What separates a competent clinician from a humanist practitioner is someone who can take inventory of the interests of all actors in a disease setting, including the doctor’s own, and allot each the rightful sense of value and autonomy. In this case, placing the interests of Dax paramount to the physician’s perceived sense of rightful responsibility could perhaps have been the guiding protocol for the most humanistic mode of action, even if not the most traditional one.
To solely heal the patient by modern medical standards is a narrow vision of what we as future practitioners can do. Rather, I believe the onus is on us to collect the necessary information that allows us to execute their will, desire and expectations of what they believe can lead to a better life for themselves and those around them. Can we as future practitioners fight the urge to impose our understanding of health onto patients, irrespective of what we may consider propriety?

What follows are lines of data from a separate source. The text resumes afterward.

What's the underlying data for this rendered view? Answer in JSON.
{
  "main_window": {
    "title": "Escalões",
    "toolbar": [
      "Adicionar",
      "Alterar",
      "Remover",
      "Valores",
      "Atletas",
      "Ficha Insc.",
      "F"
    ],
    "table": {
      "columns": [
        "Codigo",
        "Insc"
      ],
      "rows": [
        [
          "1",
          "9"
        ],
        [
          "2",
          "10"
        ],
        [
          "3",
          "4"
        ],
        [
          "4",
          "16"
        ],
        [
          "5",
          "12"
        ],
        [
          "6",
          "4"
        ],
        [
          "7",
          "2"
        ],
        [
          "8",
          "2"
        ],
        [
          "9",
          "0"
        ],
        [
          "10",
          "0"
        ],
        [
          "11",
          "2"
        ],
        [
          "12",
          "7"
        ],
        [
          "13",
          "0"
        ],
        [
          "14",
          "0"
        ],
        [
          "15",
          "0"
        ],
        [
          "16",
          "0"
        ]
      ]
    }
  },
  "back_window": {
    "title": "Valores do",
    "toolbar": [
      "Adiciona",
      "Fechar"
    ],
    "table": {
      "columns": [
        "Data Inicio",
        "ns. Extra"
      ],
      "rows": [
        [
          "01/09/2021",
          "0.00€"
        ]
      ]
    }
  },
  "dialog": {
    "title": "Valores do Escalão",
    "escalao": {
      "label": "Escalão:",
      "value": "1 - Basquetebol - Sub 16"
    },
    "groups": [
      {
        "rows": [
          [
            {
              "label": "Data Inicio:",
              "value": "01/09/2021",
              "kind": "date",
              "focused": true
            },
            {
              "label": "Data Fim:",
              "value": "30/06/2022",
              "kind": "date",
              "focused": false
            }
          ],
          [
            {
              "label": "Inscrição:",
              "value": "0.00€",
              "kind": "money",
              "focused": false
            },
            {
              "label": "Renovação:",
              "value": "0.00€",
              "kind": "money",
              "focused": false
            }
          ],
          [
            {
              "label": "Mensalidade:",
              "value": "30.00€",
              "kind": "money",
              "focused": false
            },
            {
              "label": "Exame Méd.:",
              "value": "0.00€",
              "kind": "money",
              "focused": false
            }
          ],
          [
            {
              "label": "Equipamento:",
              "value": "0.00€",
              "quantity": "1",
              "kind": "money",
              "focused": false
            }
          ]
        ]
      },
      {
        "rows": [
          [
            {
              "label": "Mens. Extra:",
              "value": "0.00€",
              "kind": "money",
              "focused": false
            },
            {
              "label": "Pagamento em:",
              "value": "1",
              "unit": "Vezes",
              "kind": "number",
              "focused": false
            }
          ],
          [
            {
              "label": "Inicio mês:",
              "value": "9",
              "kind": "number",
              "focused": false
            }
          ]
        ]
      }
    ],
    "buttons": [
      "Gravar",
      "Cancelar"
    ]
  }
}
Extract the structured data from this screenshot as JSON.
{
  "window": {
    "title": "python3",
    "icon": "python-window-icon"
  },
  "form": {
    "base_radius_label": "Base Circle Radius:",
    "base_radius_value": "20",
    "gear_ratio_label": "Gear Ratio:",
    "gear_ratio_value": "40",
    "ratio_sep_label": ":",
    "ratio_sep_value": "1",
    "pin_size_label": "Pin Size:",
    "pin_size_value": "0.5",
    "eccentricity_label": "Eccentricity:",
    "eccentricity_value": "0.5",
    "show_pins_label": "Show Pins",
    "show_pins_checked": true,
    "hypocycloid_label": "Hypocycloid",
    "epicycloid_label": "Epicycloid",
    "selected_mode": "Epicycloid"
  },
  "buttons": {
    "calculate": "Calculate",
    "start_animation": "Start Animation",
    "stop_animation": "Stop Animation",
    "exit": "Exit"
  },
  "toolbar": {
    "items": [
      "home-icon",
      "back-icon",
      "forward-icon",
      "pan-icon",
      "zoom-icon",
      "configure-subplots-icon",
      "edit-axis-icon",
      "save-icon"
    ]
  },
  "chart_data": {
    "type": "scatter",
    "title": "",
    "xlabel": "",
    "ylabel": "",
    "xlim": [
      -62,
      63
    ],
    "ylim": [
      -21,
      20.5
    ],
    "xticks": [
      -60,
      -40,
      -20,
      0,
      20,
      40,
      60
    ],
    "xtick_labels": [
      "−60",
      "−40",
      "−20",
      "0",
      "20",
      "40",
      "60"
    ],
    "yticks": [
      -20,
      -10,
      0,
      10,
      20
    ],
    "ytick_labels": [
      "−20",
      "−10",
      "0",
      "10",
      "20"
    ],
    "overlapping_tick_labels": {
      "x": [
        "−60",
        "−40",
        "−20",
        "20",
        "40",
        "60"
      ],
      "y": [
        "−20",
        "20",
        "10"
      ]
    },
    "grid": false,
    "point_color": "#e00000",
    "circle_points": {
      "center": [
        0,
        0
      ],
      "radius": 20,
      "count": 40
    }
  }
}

Can we, in essence, truly serve the patient?
Now while my beliefs on the degree of patient autonomy may be flawed (at the very least, I’d be remiss if I didn’t acknowledge the very obvious fact that following the patient’s orders without any conscious thought can become a problem in and of itself for several reasons), it does however open a much needed dialog that only a course like ‘Medical Ethics’ could facilitate and nourish. For instance, how far do we go till we abandon precepts of patient autonomy? In what specific clinical situations is this indicated? When do these patients regain autonomy and on whose authority? If anything, any disagreement on these fundamental matters validate why ethics should have a greater role in our curricula as the complexity involved in such a conversation makes ethics not unlike medicine with respect to its layered nuances in decision making.
If we see ethics simply as a set of unified understandings and deducted cultural beliefs that inform protocols, it can undoubtedly be a tangible asset in the clinical setting. However this reiterates the same algorithmic thinking we hope to break out of throughout our training. If medicine teaches us what to do in a clinical setting, medical ethics can teach us why we do. To forego the latter in the name of ‘focusing’ on objective medicine makes our education feel incomplete as we prime ourselves to become so enamored with the physical body we essentially deny it of its soul—its essential humanism. Severing this tie between student and subject so callously denies this unique relationship the one commonality that is shared between the two from the onset. Therefore we must be careful as a group to not let this transient fixation manifest into what can become a very pathological way to not only deal with patients, but people as a whole. Seen through this lens, medicine become a microcosm of life: a never ending moral journey, that can at times be overwhelming but given the right outlook can also serve as a buoyant reminder that there is always a way to do more.